Çoğunlukla araba tutması olarak tanımlanan durum, beynimizin vücudun farklı bölgelerinden gelen uyarıları birbiriyle uyumlu olarak algılayamaması sonucu ortaya çıkar ve halsizlik, bulantı, soğuk terleme, kusma yakınmalarıyla kendini gösterir. Vücudumuzun o anki durumunu beyne bildiren göz, iç kulak ve ekstremitelerimizden giden uyarılar araba, tekne, uçak gibi hareketli araçlarda algılama farklılığı yaratarak klinik tablonun gelişimine neden olur. Araç tutmasının çocukluk yaş döneminde daha sık görülmesinin olası nedeni beynin hareketle ilgili uyarılara aşırı reaksiyon göstermesi ve aralarındaki uyumun sağlanamaması sonucudur. Yaş ilerledikçe azalarak bir sorun olmaktan çıkar. Stres ve heyecan hastalığın oluşumunu kolaylaştıran nedenlerdir.
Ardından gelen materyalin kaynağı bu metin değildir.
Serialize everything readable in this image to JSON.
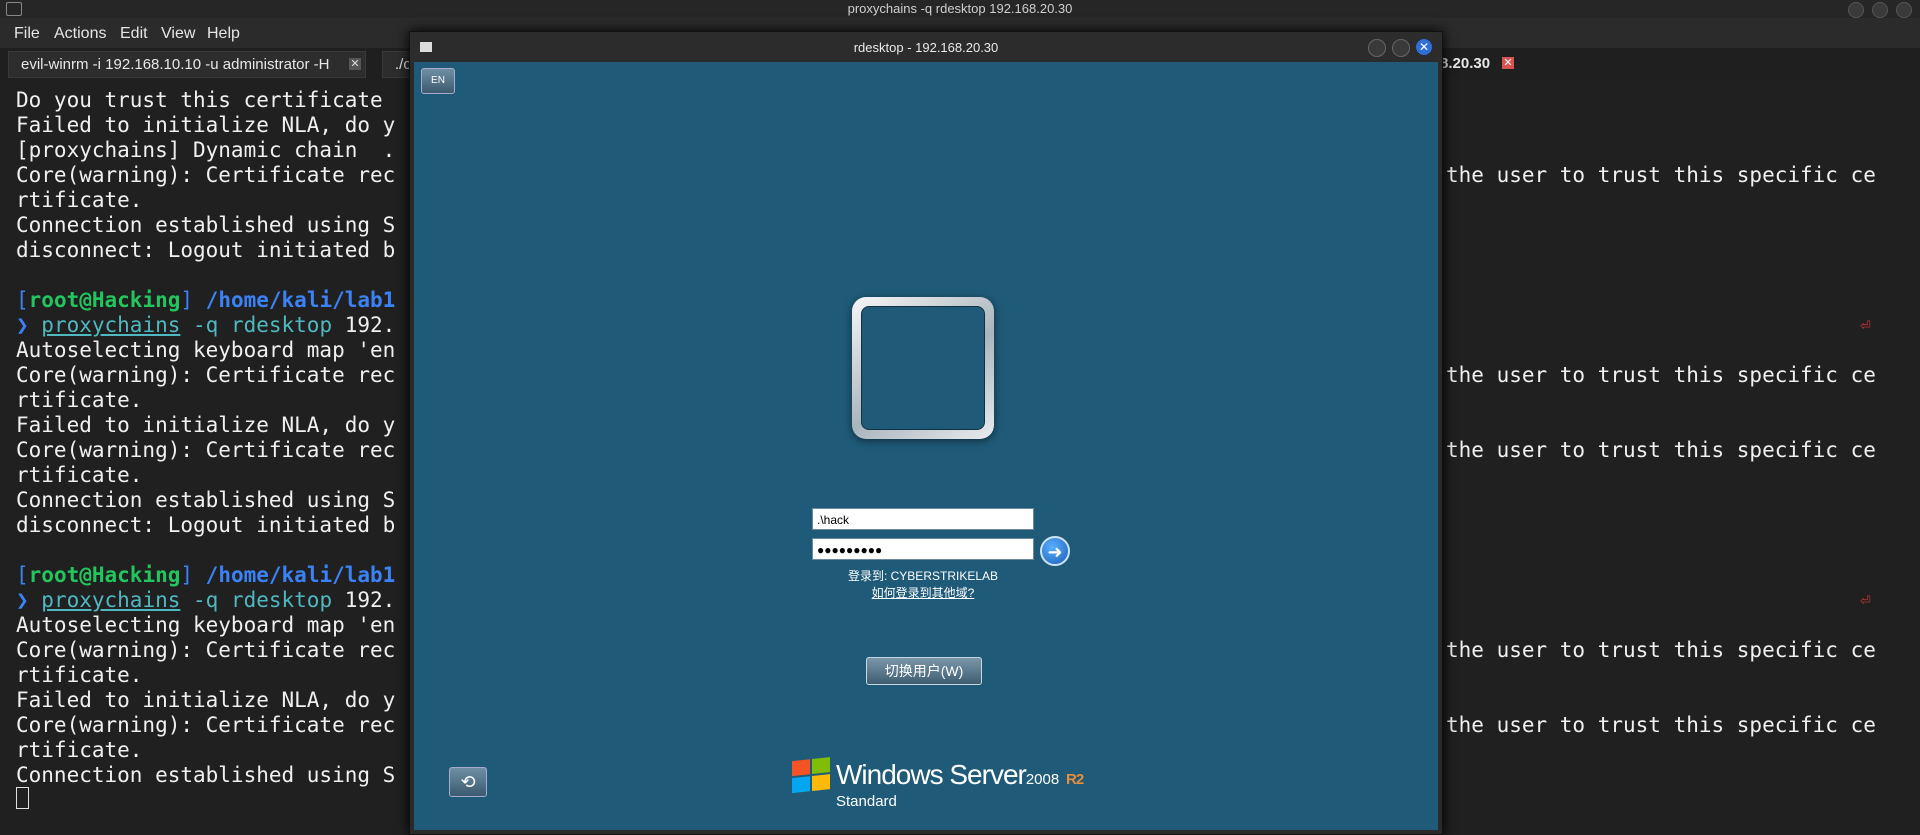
{
  "window": {
    "title": "proxychains -q rdesktop 192.168.20.30"
  },
  "menu": [
    "File",
    "Actions",
    "Edit",
    "View",
    "Help"
  ],
  "tabs": [
    {
      "label": "evil-winrm -i 192.168.10.10 -u administrator -H"
    },
    {
      "label": "./c"
    },
    {
      "label": "8.20.30"
    }
  ],
  "terminal": {
    "left_lines": [
      {
        "text": "Do you trust this certificate "
      },
      {
        "text": "Failed to initialize NLA, do y"
      },
      {
        "text": "[proxychains] Dynamic chain  ."
      },
      {
        "text": "Core(warning): Certificate rec"
      },
      {
        "text": "rtificate."
      },
      {
        "text": "Connection established using S"
      },
      {
        "text": "disconnect: Logout initiated b"
      },
      {
        "text": ""
      },
      {
        "prompt": true,
        "user": "root@Hacking",
        "path": "/home/kali/lab1"
      },
      {
        "command": true,
        "cmd": "proxychains",
        "args": "-q rdesktop",
        "rest": " 192."
      },
      {
        "text": "Autoselecting keyboard map 'en"
      },
      {
        "text": "Core(warning): Certificate rec"
      },
      {
        "text": "rtificate."
      },
      {
        "text": "Failed to initialize NLA, do y"
      },
      {
        "text": "Core(warning): Certificate rec"
      },
      {
        "text": "rtificate."
      },
      {
        "text": "Connection established using S"
      },
      {
        "text": "disconnect: Logout initiated b"
      },
      {
        "text": ""
      },
      {
        "prompt": true,
        "user": "root@Hacking",
        "path": "/home/kali/lab1"
      },
      {
        "command": true,
        "cmd": "proxychains",
        "args": "-q rdesktop",
        "rest": " 192."
      },
      {
        "text": "Autoselecting keyboard map 'en"
      },
      {
        "text": "Core(warning): Certificate rec"
      },
      {
        "text": "rtificate."
      },
      {
        "text": "Failed to initialize NLA, do y"
      },
      {
        "text": "Core(warning): Certificate rec"
      },
      {
        "text": "rtificate."
      },
      {
        "text": "Connection established using S"
      }
    ],
    "right_fragment": "the user to trust this specific ce",
    "right_line_rows": [
      3,
      11,
      14,
      22,
      25
    ]
  },
  "rdesktop": {
    "title": "rdesktop - 192.168.20.30",
    "language_indicator": "EN",
    "username_value": ".\\hack",
    "password_value": "●●●●●●●●●",
    "login_to": "登录到: CYBERSTRIKELAB",
    "other_domain_link": "如何登录到其他域?",
    "switch_user_button": "切换用户(W)",
    "brand": {
      "product": "Windows Server",
      "version": "2008",
      "release": "R2",
      "edition": "Standard"
    }
  },
  "colors": {
    "terminal_bg": "#202020",
    "login_bg": "#1f5a78",
    "prompt_blue": "#3b82f6",
    "prompt_green": "#22c55e",
    "command_cyan": "#4fb8c0"
  }
}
Yakınmalar başladığında ilk adım hastalığa neden olan aktivitenin sona erdirilmesidir. Eğer arabadaysa açık alana çıkıp kısa bir yürüyüş yapması, yüzünü ılık-soğuk suyla yıkaması yakınmaları azaltacaktır. Bu nedenle mutsuz olan ve korkan çocuğumuzu sakinleştirmek, ona bu durumun hızla düzeleceğini söylemek, dikkatini dağıtmak onu daha çabuk rahatlatacaktır.
Yolculuklarda klinik tablonun gelişimini önlemek için çocuğumuzu aracın gittiği yöne bakacak ve dışarıyı görecek şekilde oturtmalıyız. Araba içinde minimum hareketle oturmasını, dikkatini araba dışındaki aktivitelere odaklanmasını sağlamalıyız. Araba içinde oyun oynamak, kitap okumak onu olumsuz etkileyecektir. Yolculuk boyunca, açlık veya aşırı yemek çocuğunuzu daha çok rahatsız eder, önerilen yolculuk öncesi hafif bir öğündür.
Araba tutmasını önlemek için önerilen ilaçlar olabilir. Ancak bu ilaçların yorgunluk, ağız ve burunda kuruluk, vücutta döküntü, bulantı, kusma kan basıncında değişiklikler, hiperaktivite gibi yan etkilerinin olabileceği unutulmamalıdır. Hastalık sırasında aşırı kusma nedeniyle nadir de olsa ciddi sıvı kaybı olabilir. Bu koşullarda sıvı tedavisi gerekebilir.